In the great majority of cases, over 90%, Dr. Gerzenshtein places the incisions over the posterior (backside) aspect of the ear(s). In cases requiring more than routine ear-reshaping, limited anterior (front) ear incisions are used.
Scars are not particular to the otoplasty procedure, but their prominence, or asymmetry if present, may be disturbing. Because the incision is placed behind the ear(s), even if the scar(s) become prominent, one would have to look behind the ear(s) to note them. Most of the time, however, the scars heal very well, and are not detectable even on reflecting the ear to the front.
Typically, one full week of recovery is needed prior to resumption of academic or work activities. All otoplasty patients recover at their own pace after ear reshaping, there are some general trends. The initial pain subsides over the course of two to three day. Swelling and discoloration may worsen after an ear pinning over the course of the same several days. It is a good idea to have someone at home to assist the patient in the immediate postoperative period. Strong pain medication will be needed in the first one week after otoplasty. Thereafter, normal, non-strenuous activities and work or school may be resumed.
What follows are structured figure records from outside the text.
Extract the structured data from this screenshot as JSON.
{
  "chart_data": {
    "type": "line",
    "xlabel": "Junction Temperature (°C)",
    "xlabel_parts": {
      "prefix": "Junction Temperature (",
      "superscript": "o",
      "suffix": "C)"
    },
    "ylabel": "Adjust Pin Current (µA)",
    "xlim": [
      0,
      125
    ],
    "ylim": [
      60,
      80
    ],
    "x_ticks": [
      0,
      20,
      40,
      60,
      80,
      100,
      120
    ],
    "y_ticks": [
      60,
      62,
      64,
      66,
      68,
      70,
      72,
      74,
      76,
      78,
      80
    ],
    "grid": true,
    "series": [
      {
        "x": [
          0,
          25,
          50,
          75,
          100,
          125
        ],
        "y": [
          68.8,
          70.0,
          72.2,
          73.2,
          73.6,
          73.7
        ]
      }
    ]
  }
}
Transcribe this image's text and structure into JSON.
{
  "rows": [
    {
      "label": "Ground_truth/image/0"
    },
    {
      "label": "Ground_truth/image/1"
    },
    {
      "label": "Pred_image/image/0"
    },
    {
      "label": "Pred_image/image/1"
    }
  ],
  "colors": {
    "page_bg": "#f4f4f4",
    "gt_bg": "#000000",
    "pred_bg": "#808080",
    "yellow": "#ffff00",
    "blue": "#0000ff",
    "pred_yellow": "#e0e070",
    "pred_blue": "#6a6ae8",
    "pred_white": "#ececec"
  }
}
Swelling and bruising may persist for up to two months after ear-pinning and ear reshaping surgery. Heavy exertion, and any activity, or contact sport that may result in injury should be avoided for first two post-operative months, as should sun exposure.
Non-strenuous exercise may be restarted after one week. Rigorous exercise may be resumed within four weeks after otoplasty. Contact sports, or sports where contact is likely should be avoided for at least 6 weeks to prevent dehiscence or disruption of otoplasty suture.
Dr. Gerzenshtein’s preference is to use absorbable sutures in otoplasty surgery, obviating the need for suture removal. In the infrequent instance that non-absorbable sutures are used, stitch removal takes place 10-14 days after ear-reshaping surgery.
Typically, ear reshaping undertaken to repair deformities in the child is covered when there is concern for the possibility of psychological trauma as a result of persistent teasing. It is unlikely that aesthetic otoplasty in the adult would be covered for the same reasons.